With its expertise in materials science, the institute bridges the gap between the behavior and properties of materials and the functionality, efficiency, safety and durability of the technical systems produced from them. The employees research the effects of mechanical, tribological, thermal, electrical and chemical stresses on the functionality and durability of materials and develop solutions so that these can be safeguarded and adjusted. They make it possible to calculate the behavior and properties of materials in process chains, components and machines, thus opening up scope for innovation and design for resource efficiency as well as the performance of products and technical systems.

At a national level, the Fraunhofer IWM is currently playing a key role in the digitalization of materials.

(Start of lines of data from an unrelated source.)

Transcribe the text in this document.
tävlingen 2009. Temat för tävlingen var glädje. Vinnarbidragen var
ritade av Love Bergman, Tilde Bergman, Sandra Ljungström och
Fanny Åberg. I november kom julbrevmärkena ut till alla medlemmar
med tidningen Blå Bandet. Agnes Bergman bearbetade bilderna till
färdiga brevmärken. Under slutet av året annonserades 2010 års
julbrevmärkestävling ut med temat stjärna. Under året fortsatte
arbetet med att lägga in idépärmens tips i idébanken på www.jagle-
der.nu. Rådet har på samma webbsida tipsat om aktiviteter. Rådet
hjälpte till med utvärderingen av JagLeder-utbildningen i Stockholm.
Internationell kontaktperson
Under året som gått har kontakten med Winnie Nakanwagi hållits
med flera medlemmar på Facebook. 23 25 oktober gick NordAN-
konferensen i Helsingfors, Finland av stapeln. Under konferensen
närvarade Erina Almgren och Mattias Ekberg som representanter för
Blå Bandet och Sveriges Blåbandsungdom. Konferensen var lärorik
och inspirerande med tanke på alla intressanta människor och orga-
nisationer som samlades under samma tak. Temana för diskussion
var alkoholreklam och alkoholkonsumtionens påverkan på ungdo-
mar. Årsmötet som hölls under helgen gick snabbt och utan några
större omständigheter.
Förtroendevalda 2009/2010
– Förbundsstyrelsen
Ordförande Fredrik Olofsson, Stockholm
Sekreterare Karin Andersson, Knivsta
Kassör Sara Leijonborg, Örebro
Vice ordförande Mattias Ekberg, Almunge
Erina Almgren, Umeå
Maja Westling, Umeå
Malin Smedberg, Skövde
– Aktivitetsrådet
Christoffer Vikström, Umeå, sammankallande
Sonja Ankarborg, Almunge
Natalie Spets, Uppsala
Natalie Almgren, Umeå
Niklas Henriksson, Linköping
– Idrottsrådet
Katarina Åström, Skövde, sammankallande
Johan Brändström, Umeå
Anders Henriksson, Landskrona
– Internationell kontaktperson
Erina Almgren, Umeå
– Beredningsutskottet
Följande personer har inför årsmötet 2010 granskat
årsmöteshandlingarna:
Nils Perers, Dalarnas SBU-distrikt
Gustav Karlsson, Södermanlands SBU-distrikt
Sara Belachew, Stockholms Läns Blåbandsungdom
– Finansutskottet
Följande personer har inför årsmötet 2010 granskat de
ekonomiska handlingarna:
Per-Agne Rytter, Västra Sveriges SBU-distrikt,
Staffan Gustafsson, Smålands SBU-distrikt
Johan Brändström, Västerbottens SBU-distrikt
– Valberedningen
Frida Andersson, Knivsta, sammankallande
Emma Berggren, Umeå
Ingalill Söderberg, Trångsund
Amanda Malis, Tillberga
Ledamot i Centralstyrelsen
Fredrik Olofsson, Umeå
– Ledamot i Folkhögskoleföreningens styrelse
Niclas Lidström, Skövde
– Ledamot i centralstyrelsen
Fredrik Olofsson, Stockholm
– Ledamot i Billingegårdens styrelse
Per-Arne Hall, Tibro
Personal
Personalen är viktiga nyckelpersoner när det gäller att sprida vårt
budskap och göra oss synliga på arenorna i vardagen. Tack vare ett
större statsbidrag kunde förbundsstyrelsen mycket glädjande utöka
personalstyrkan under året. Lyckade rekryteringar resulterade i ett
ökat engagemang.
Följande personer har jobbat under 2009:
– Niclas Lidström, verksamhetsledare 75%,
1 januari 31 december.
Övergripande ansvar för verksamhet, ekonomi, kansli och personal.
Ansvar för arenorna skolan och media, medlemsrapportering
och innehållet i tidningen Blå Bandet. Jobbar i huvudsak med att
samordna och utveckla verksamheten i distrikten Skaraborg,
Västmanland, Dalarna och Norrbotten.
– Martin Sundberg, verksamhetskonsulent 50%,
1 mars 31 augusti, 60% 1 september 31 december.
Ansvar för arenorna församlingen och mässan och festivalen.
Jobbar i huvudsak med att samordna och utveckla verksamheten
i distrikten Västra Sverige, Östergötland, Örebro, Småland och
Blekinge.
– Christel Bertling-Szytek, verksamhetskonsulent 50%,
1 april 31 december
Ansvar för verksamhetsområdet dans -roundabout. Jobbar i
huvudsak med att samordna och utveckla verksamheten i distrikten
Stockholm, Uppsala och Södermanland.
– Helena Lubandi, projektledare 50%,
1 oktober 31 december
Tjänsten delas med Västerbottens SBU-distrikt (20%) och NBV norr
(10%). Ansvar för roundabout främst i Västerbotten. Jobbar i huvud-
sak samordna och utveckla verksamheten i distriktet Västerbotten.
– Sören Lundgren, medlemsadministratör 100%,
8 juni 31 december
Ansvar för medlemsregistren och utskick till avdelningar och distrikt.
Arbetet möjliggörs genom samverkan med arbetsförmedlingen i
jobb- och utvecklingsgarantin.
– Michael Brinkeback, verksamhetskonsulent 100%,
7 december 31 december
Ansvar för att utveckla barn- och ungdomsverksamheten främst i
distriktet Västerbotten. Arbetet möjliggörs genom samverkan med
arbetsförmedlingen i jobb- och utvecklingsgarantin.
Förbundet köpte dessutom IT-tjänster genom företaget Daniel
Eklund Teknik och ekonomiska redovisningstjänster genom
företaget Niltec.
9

Since 2020, it has been coordinating the National Research Data Infrastructure for Materials Research and Materials Technology (nfdi-matwerk) and has been significantly involved in the MaterialDigital initiative of the Federal Ministry of Education and Research since 2019.

== Business units ==
Fraunhofer IWM is organized into four business units that cover materials technology issues in all phases of the life cycle of components and systems, from materials development, materials processing and the evaluation of materials and components in use through to end-of-life.

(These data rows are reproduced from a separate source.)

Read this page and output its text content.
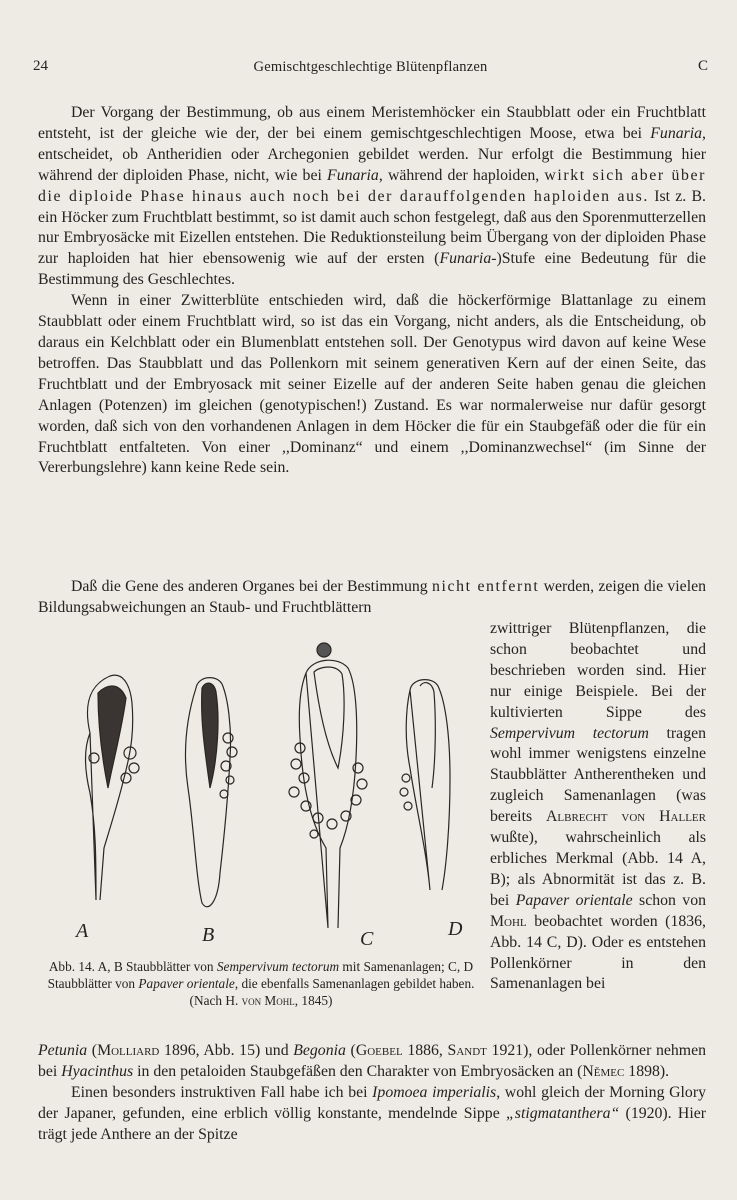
24	Gemischtgeschlechtige Blütenpflanzen	C

Der Vorgang der Bestimmung, ob aus einem Meristemhöcker ein Staubblatt oder ein Fruchtblatt entsteht, ist der gleiche wie der, der bei einem gemischtgeschlechtigen Moose, etwa bei Funaria, entscheidet, ob Antheridien oder Archegonien gebildet werden. Nur erfolgt die Bestimmung hier während der diploiden Phase, nicht, wie bei Funaria, während der haploiden, wirkt sich aber über die diploide Phase hinaus auch noch bei der darauffolgenden haploiden aus. Ist z. B. ein Höcker zum Fruchtblatt bestimmt, so ist damit auch schon festgelegt, daß aus den Sporenmutterzellen nur Embryosäcke mit Eizellen entstehen. Die Reduktionsteilung beim Übergang von der diploiden Phase zur haploiden hat hier ebensowenig wie auf der ersten (Funaria-)Stufe eine Bedeutung für die Bestimmung des Geschlechtes.

Wenn in einer Zwitterblüte entschieden wird, daß die höckerförmige Blattanlage zu einem Staubblatt oder einem Fruchtblatt wird, so ist das ein Vorgang, nicht anders, als die Entscheidung, ob daraus ein Kelchblatt oder ein Blumenblatt entstehen soll. Der Genotypus wird davon auf keine Wese betroffen. Das Staubblatt und das Pollenkorn mit seinem generativen Kern auf der einen Seite, das Fruchtblatt und der Embryosack mit seiner Eizelle auf der anderen Seite haben genau die gleichen Anlagen (Potenzen) im gleichen (genotypischen!) Zustand. Es war normalerweise nur dafür gesorgt worden, daß sich von den vorhandenen Anlagen in dem Höcker die für ein Staubgefäß oder die für ein Fruchtblatt entfalteten. Von einer ,,Dominanz“ und einem ,,Dominanzwechsel“ (im Sinne der Vererbungslehre) kann keine Rede sein.

Daß die Gene des anderen Organes bei der Bestimmung nicht entfernt werden, zeigen die vielen Bildungsabweichungen an Staub- und Fruchtblättern

A	B	C	D
Abb. 14. A, B Staubblätter von Sempervivum tectorum mit Samenanlagen; C, D Staubblätter von Papaver orientale, die ebenfalls Samenanlagen gebildet haben.
(Nach H. von Mohl, 1845)
zwittriger Blütenpflanzen, die schon beobachtet und beschrieben worden sind. Hier nur einige Beispiele. Bei der kultivierten Sippe des Sempervivum tectorum tragen wohl immer wenigstens einzelne Staubblätter Antherentheken und zugleich Samenanlagen (was bereits Albrecht von Haller wußte), wahrscheinlich als erbliches Merkmal (Abb. 14 A, B); als Abnormität ist das z. B. bei Papaver orientale schon von Mohl beobachtet worden (1836, Abb. 14 C, D). Oder es entstehen Pollenkörner in den Samenanlagen bei

Petunia (Molliard 1896, Abb. 15) und Begonia (Goebel 1886, Sandt 1921), oder Pollenkörner nehmen bei Hyacinthus in den petaloiden Staubgefäßen den Charakter von Embryosäcken an (Němec 1898).

Einen besonders instruktiven Fall habe ich bei Ipomoea imperialis, wohl gleich der Morning Glory der Japaner, gefunden, eine erblich völlig konstante, mendelnde Sippe „stigmatanthera“ (1920). Hier trägt jede Anthere an der Spitze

- Component Safety and Lightweight Design: Research and development services to evaluate, predict and guarantee the safety, reliability, structural integrity and suitability for use of components in machines, systems, vehicles and hydrogen technologies are at the heart of this business unit. The aim is to deal safely with faults in components. The combination of experimental, data-based and numerical component evaluation creates the basis for decisions on approval and safe use, inspection, maintenance, replacement and continued operation.

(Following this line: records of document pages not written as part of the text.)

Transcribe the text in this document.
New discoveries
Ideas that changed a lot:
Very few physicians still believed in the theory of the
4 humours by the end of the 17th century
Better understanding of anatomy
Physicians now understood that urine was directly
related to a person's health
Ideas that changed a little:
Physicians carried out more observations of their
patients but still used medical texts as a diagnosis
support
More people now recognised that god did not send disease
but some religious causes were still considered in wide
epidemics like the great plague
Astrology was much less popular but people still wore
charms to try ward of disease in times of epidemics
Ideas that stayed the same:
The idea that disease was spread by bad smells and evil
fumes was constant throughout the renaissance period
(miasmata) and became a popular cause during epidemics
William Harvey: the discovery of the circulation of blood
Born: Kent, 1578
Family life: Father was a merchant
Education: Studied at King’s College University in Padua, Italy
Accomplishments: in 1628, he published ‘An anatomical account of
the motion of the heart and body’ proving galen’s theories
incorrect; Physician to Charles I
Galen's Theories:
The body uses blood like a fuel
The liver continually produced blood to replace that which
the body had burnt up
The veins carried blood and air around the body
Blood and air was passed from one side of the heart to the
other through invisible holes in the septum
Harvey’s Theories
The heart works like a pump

- Materials Evaluation and Service Life Concepts: For manufacturers and operators of thermo-mechanically and/or chemically and structurally highly stressed systems, this business unit provides reliable statements on the service life of the components and materials used, developing measures to safeguard them. Examples of applications include the use of infrastructures for transporting hydrogen, increasing the capacity of energy storage systems and ensuring the reliability of turbines. To this end, the R&D services establish the link between the processes that take place in the microstructure of materials and their effects on the longevity of the corresponding systems.
- Manufacturing Processes: Supports its clients in adjusting the quality, function and contour accuracy of components in production steps. To this end, the development of material properties through the process steps is tracked experimentally and numerically, described and related to the respective process parameters. The derived process-structure-property relationships are used to identify and influence critical factors for material and energy efficiency in production and for the performance of components. The focus is on shaping processes in glass processing, sheet metal processing and powder technology.
- Tribology: New drive systems, hydrogen technologies, complex system requirements due to off-shore operation and/or alternative fuels as well as the substitution of critical materials, e.g. in lubricants or seals, all bring with them diverse and in some cases new friction and wear mechanisms that determine the material and energy efficiency of the systems. Using a combined multi-scale approach of experimentation, analysis and simulation in conjunction with the development of suitable material solutions, this business unit is working to make friction and wear in its customers' systems predictable and to adjust them for greater performance and efficiency.